Der Inhalt der Complanatio berührte somit unmittelbar das unitarische (antitrinitarische) Selbstverständnis der Kirche. Die bis dahin gelebte theologische Vielfalt wurde (zumindest formell) mit der Einführung eines einheitlichen und verbindlichen Katechismus aufgehoben. Die nonadorantischen und täuferischen Positionen der Kirche wurden unsichtbar gemacht. Die Bekenntnistaufe wurde verworfen. Die Kindertaufe war entsprechend nun kein Adiaphoron mehr, sondern eine verpflichtende Handlung. Theologische Fragen wurden zu politischen, die vom Landtag behandelt werden sollten. Demnach war es auch folgerichtig, dass die Maßnahmen der Complanatio unter Umgehung einer weiteren Synode der unitarischen Kirche eingeführt wurden. Die Complanatio stärkte die calvinistische Hegemonie in Siebenbürgen und führte die unitarische Kirche in eine Krise. Einige der Folgen waren die Auflösung der Gemeinden in der Region om Deesch (also im Komitat Belső-Szolnok im nördlichen Siebenbürgen), der Übertritt zahlreicher unitarischer und sabbatarischer Gemeinden im Szeklerland zur reformierten Kirche, die Vernichtung unitarischer und vor allem sabbatarischer Bücher und der Zusammenbruch des unitarischen Buchdrucks[6]. Die Kirche war geschwächt, könnte sich aber halten. Auch fanden sich noch immer nonadorantistische Positionen in der Kirche, wenngleich diese nicht mehr offen in Erscheinung treten könnten. So fanden in den Gemeinden im Laufe des 17. Jahrhunderts noch immer die Katechismen des Nonadorantisten János Várfalvi Kósa Anwendung.

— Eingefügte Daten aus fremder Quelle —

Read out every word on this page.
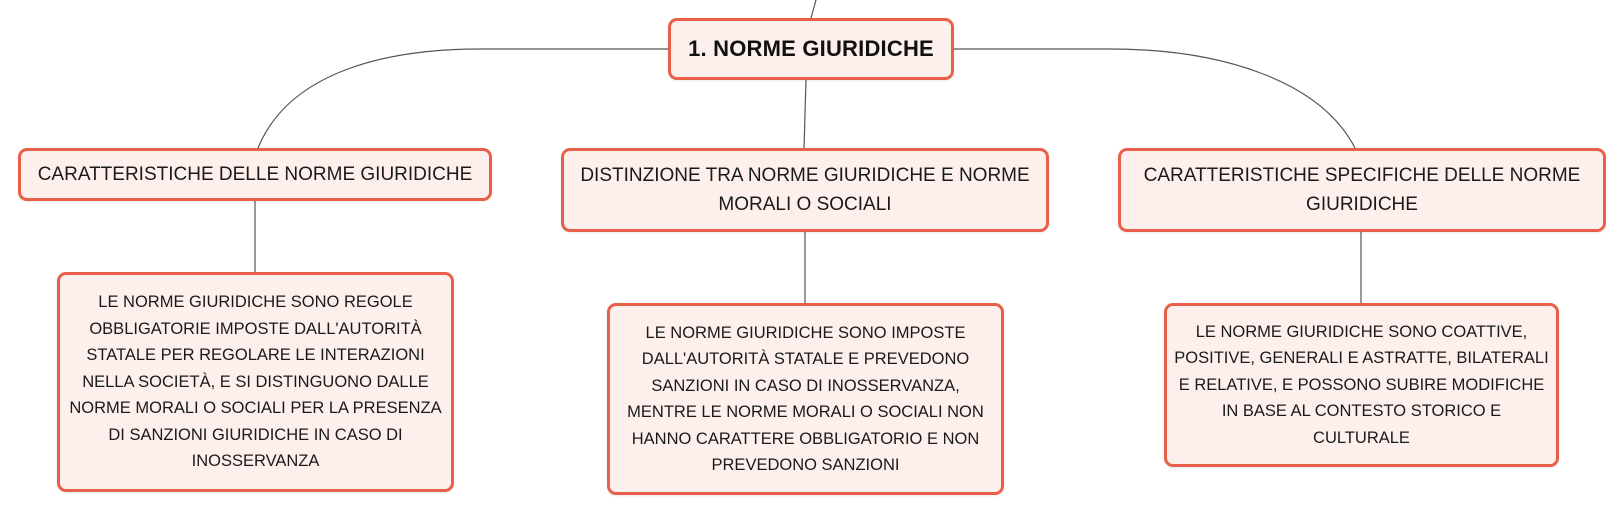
1. NORME GIURIDICHE
CARATTERISTICHE DELLE NORME GIURIDICHE	DISTINZIONE TRA NORME GIURIDICHE E NORME MORALI O SOCIALI
CARATTERISTICHE SPECIFICHE DELLE NORME GIURIDICHE
LE NORME GIURIDICHE SONO REGOLE OBBLIGATORIE IMPOSTE DALL'AUTORITÀ STATALE PER REGOLARE LE INTERAZIONI NELLA SOCIETÀ, E SI DISTINGUONO DALLE NORME MORALI O SOCIALI PER LA PRESENZA DI SANZIONI GIURIDICHE IN CASO DI INOSSERVANZA
LE NORME GIURIDICHE SONO IMPOSTE DALL'AUTORITÀ STATALE E PREVEDONO SANZIONI IN CASO DI INOSSERVANZA, MENTRE LE NORME MORALI O SOCIALI NON HANNO CARATTERE OBBLIGATORIO E NON PREVEDONO SANZIONI
LE NORME GIURIDICHE SONO COATTIVE, POSITIVE, GENERALI E ASTRATTE, BILATERALI E RELATIVE, E POSSONO SUBIRE MODIFICHE IN BASE AL CONTESTO STORICO E CULTURALE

Wesentlich einschneidendere Folgen hatte die Complanatio für die Sabbatarier. Sie standen nun nicht mehr unter dem Schutz der (staatlich anerkannten) Kirchengemeinschaft der Unitarier. Zwischen dem 8. und 16. Juli 1638 wurden zahlreiche Prozesse gegen solche Sabbatarier geführt, die sich nicht bereits bis Weihnachten 1636 bekehrt hatten. Zahlreiche Sabbatarier befanden sich in Haft. In einem Fall wurde auch eine Todesstrafe ausgesprochen. Sie betraf Johann Toroczkai, den Sohn des früheren Leiters der siebenbürgener Unitarier Máté Toroczkai. Johann (ung. János) Toroczkai wurde am 17. Juli 1638 zu Tode gesteinigt[7]. Den Inhaftierten wurde noch eine Frist zur Konversation bis zum 1. November 1638 eingeräumt, ansonsten drohte ihnen der Verlust von Kopf und Habe. Unter den Gefangenen befand sich auch der führende Vertreter der Sabbatarier und Diplomat Simon Péchi. Péchi wurde auf der Festung Kövár festgehalten, auch ihm drohten Vermögensverlust und Todesstrafe. Sein Hofpfarrer Michael Szentmiklósi wurde in Fogaras, der Obernotar des Széklerstuhls in Székelyudvarhely (dt. Oderhellen) Franz Orbán, ein Schwager Andreas Eössis, in der Festung Szamosújvár (dt. Neuschloss oder Armenierstadt) festgesetzt. Der Magnat Franz Maróti, der in die Machtübernahme von Moses Székely 1603 involviert gewesen war, entzog sich der Inhaftierung durch Flucht. Wie die Mehrzahl der Sabbatarier wechselte auch Péchi schließlich in die Reformierte Kirche, die Konfession des regierenden Fürsten Rákóczi. Sein formeller Übertritt und seine Wiedertaufe sollen im Februar 1639 vollzogen worden sein, im Mai des gleichen Jahres wurde er formell begnadigt.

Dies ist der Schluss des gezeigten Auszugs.